Mais Olgann ne triche pas qu'en compétition. Dans la vie, aussi, en particulier avec les femmes. Oh, le garçon est fort beau, séduisant, auréolé de gloire, il n'a donc pas de mal à séduire, mais il ne peut s'empêcher pour autant de profiter de ses conquêtes, et des femmes qui lui plaisent en général. Un simple arrêt sur images pour elles et l'odieux Olgann peut s'en donner à coeur joie.

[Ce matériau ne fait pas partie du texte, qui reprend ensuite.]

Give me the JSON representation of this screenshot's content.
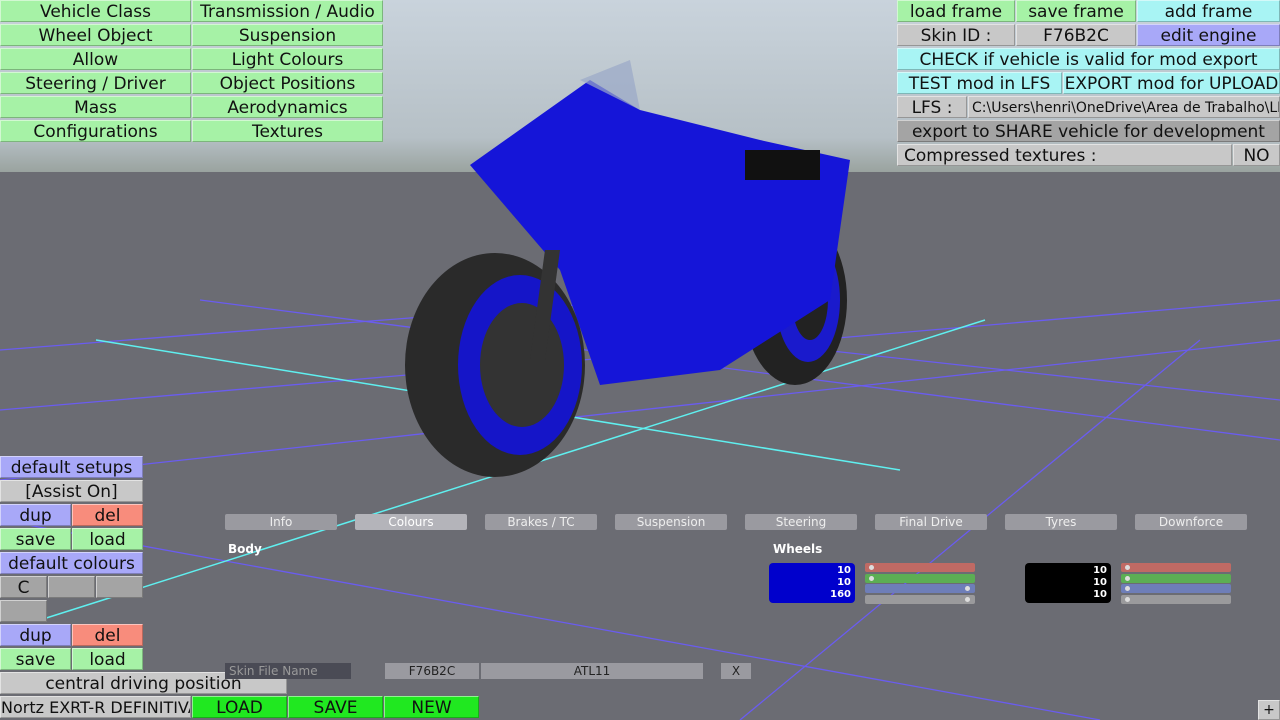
{
  "left_menu": [
    [
      "Vehicle Class",
      "Transmission / Audio"
    ],
    [
      "Wheel Object",
      "Suspension"
    ],
    [
      "Allow",
      "Light Colours"
    ],
    [
      "Steering / Driver",
      "Object Positions"
    ],
    [
      "Mass",
      "Aerodynamics"
    ],
    [
      "Configurations",
      "Textures"
    ]
  ],
  "top_right": {
    "load_frame": "load frame",
    "save_frame": "save frame",
    "add_frame": "add frame",
    "skin_id_label": "Skin ID :",
    "skin_id": "F76B2C",
    "edit_engine": "edit engine",
    "check": "CHECK if vehicle is valid for mod export",
    "test": "TEST mod in LFS",
    "export": "EXPORT mod for UPLOAD",
    "lfs_label": "LFS :",
    "lfs_path": "C:\\Users\\henri\\OneDrive\\Area de Trabalho\\LFS",
    "share": "export to SHARE vehicle for development",
    "compressed_label": "Compressed textures :",
    "compressed_value": "NO"
  },
  "left_panel": {
    "default_setups": "default setups",
    "assist": "[Assist On]",
    "dup": "dup",
    "del": "del",
    "save": "save",
    "load": "load",
    "default_colours": "default colours",
    "colour_c": "C",
    "central": "central driving position"
  },
  "bottom": {
    "vehicle_name": "Nortz EXRT-R DEFINITIVA",
    "load": "LOAD",
    "save": "SAVE",
    "new": "NEW",
    "plus": "+"
  },
  "tabs": [
    "Info",
    "Colours",
    "Brakes / TC",
    "Suspension",
    "Steering",
    "Final Drive",
    "Tyres",
    "Downforce"
  ],
  "colours": {
    "body_label": "Body",
    "wheels_label": "Wheels",
    "wheel1": {
      "color": "#0000cc",
      "values": [
        "10",
        "10",
        "160"
      ],
      "sliders": [
        0.02,
        0.02,
        0.98,
        0.98
      ]
    },
    "wheel2": {
      "color": "#000000",
      "values": [
        "10",
        "10",
        "10"
      ],
      "sliders": [
        0.02,
        0.02,
        0.02,
        0.02
      ]
    }
  },
  "skin": {
    "placeholder": "Skin File Name",
    "id": "F76B2C",
    "name": "ATL11",
    "x": "X"
  }
}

Jusqu'au jour où il rencontre Céraline. D'où sort-elle ? Il n'en a aucune idée, mais elle est... différente, sans qu'il puisse véritablement expliquer ce que cela signifie. Cela ne l'empêche pas de faire son numéro, mais la jeune femme l'intrigue, le séduit, le désarçonne. Mais elle a d'autres idées en tête : rencontrer Mirenelle, dirigeante d'une importante société qui sponsorise justement le skieur.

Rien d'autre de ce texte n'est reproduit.